Por fin, el cerrajero consiguió, a pesar del plomero metido que había torcido la hendidura, destrabar la cerradura. 

   "¡Listo el pollo!", vitoreó. Pero por la cantidad de agua acumulada en la habitación, los tres hombres tuvieron que unir fuerzas para tratar de abrir la puerta. 

   "Es mucha agua", se quejó el plomero. 

   "¡Fuerza, carajo", exclamó el cerrajero. A don Julián no le salía palabra. Doña Catalina, detrás de los tres bufaba como un burro cansado por el peso del maletín del cerrajero y la caja del plomero que se la habían echado encima para que no se estropearan las herramientas. De tanto empujar y dar empellones el marco de la puerta empezó a aflojarse y, de pronto, la puerta se abrió por el lado contrario, entonces fue como si hubieran abierto las compuertas del dique San Roque. El caudal liberado arrastró a los tres hombres, a doña Catalina y las herramientas y a Fabiana, que se había acercado a curiosear, por el pasillo hasta la escalera donde bajaron como por un tobogán de agua; y detrás de todos ellos, Margarita, montada en la cama y pareciendo un náufrago sobre una balsa por un río caudaloso mientras seguía derramando chorros de lágrimas para todos lados, como si en lugar de ojos tuviera dos canillas abiertas. Pero el percance no acabó por allí, porque la corriente siguió arrastrando la cama puertas afuera hasta encallar en el portón donde acabó el periplo acuático porque estaba trancado. 

   Los vecinos, que se habían congregado frente a la casa trepados a los árboles y subidos a los tapiales para huir del agua, miraban atónitos el alboroto armado en la casa de los Peralta. Entre tanto las lágrimas de Margarita ya empezaba a inundar buena parte del pueblo mientras ella, a pesar de las súplicas de sus padres, persistía en su continuo llorar a raudales que, dicho sea de paso, aumentó el chorro cuando vio que Fabiana aún se encontraba en la casa. Pensaba que a esas alturas sus padres ya habían despachado a la rival. Entre espasmo y espasmo consiguió que doña Catalina entendiera lo que decía: Margarita exigía que pusieran a la maldita de patitas en la calle inmediatamente. 

   "Pero, hijita de mi corazón, ¿dónde vamos a encontrar a otra muchacha tan comedida como Fabiana?", se excusó su madre. 

   "Y que cobre tan poco", añadió don Julián, hablando bajo para que Fabiana, que andaba por ahí cerca empujando inútilmente el agua fuera de la casa con un secador, no lo oyera. En ese momento apareció el intendente en un bote de los bomberos. 

   "Don Peralta, ¿me puede decir qué significa todo este desastre?", le preguntó, señalando alrededor con los brazos. 

   "Es la niña, señor intendente, que se enamoró y no fue correspondida como corresponde", respondió don Julián, poniendo cara de circunstancia. 

   "¿Y por esa tontería me va a inundar el pueblo?, reclamó el intendente, ¿qué van a decir mis electores?" Don Julián miró a su hija tendida en la cama despidiendo chorros de lágrimas, como un hidrante averiado. 

   "¿No ve que la pobrecita está con el corazón destrozado, hombre desalmado?", dijo doña Catalina, que estaba al lado de su hija, amparándose con las manos para que los chorros la dejaran hablar sin atragantarla. 

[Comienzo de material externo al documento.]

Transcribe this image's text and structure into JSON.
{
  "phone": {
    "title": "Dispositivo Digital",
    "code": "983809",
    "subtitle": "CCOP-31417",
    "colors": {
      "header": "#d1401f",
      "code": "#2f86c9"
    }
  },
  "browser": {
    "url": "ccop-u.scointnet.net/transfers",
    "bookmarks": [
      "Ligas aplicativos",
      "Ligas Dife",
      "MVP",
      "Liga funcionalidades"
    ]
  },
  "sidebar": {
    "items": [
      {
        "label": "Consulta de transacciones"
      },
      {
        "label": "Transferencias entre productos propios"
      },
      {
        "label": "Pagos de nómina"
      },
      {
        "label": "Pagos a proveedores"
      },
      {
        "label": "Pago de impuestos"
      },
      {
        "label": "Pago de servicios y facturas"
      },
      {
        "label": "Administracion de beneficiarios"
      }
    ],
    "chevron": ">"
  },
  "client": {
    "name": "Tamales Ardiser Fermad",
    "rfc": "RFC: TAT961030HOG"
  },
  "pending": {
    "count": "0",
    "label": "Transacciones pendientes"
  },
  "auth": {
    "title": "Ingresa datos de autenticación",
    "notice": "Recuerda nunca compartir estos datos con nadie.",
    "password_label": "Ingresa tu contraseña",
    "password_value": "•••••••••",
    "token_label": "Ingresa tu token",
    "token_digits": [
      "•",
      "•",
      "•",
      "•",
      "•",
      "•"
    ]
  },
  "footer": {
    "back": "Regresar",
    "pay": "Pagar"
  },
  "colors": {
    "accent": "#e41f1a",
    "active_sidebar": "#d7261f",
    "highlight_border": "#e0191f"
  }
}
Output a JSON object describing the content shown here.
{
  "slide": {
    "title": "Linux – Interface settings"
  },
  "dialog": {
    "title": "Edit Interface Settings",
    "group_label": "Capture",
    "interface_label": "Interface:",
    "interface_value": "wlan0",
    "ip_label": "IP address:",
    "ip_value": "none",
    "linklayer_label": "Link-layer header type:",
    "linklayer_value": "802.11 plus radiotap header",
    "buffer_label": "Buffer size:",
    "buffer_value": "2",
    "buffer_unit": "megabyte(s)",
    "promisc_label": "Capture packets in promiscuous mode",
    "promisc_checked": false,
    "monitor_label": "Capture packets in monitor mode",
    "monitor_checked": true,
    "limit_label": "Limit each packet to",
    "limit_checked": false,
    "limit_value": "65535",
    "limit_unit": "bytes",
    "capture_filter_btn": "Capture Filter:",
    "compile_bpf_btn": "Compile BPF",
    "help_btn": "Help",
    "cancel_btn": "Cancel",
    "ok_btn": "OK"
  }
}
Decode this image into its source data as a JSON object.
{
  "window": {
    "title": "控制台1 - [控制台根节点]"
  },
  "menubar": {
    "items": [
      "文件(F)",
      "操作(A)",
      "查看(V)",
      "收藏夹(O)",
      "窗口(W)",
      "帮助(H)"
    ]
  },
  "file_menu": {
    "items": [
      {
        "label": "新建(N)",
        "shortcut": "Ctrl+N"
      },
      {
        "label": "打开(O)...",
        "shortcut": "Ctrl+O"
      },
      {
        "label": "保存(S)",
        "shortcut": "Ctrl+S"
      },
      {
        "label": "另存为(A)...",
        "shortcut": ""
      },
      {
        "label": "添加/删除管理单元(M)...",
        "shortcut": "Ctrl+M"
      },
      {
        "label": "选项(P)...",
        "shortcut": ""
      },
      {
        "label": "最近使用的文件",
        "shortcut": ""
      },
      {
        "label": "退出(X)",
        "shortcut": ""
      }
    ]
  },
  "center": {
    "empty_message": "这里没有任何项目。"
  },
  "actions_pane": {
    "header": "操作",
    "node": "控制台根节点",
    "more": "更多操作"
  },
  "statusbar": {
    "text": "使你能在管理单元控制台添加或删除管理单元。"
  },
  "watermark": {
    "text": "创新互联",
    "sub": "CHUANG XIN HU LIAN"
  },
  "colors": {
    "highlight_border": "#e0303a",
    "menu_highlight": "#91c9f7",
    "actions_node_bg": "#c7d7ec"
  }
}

   "Pero mi estimada señora, mire el desastre que su hija está provocando", respondió el intendente, nuevamente señalando con los brazos alrededor. Doña Catalina miró hacia la calle, vio bolsas de basura que pasaban boyando entre los chicos del vecindario que se bañaban en las lágrimas derramadas de su hija; perros que trataban de trepar en los tapiales de las casas y a los vecinos trepados sobre los árboles, tapiales y tejados mientras que algunos ya empezaban a subir los muebles en los techos. 

   "¿Y qué se supone que debo hacer, taponarle los ojos con corchos?" explotó doña Catalina, ofendidísima. 

   "Claro que no, doña Catalina, pero estoy dispuesto a proporcionarle la estadía en un hotel en las montañas a toda la familia con todo pago hasta que las... las... , el intendente dudó un momento, no sabía si lo apropiado sería decir aguas o lágrimas, optó por lo obvio, hasta que las lágrimas bajen, ¿qué le parece?" Don Julián intervino: 

   "¿Y usted cree que el aire de las montañas le hará bien a la niña?" El intendente lo miró con desdén. 

   "No sé ni me interesa, don Peralta, sólo quiero que llore en otro lugar y no me inunde el pueblo".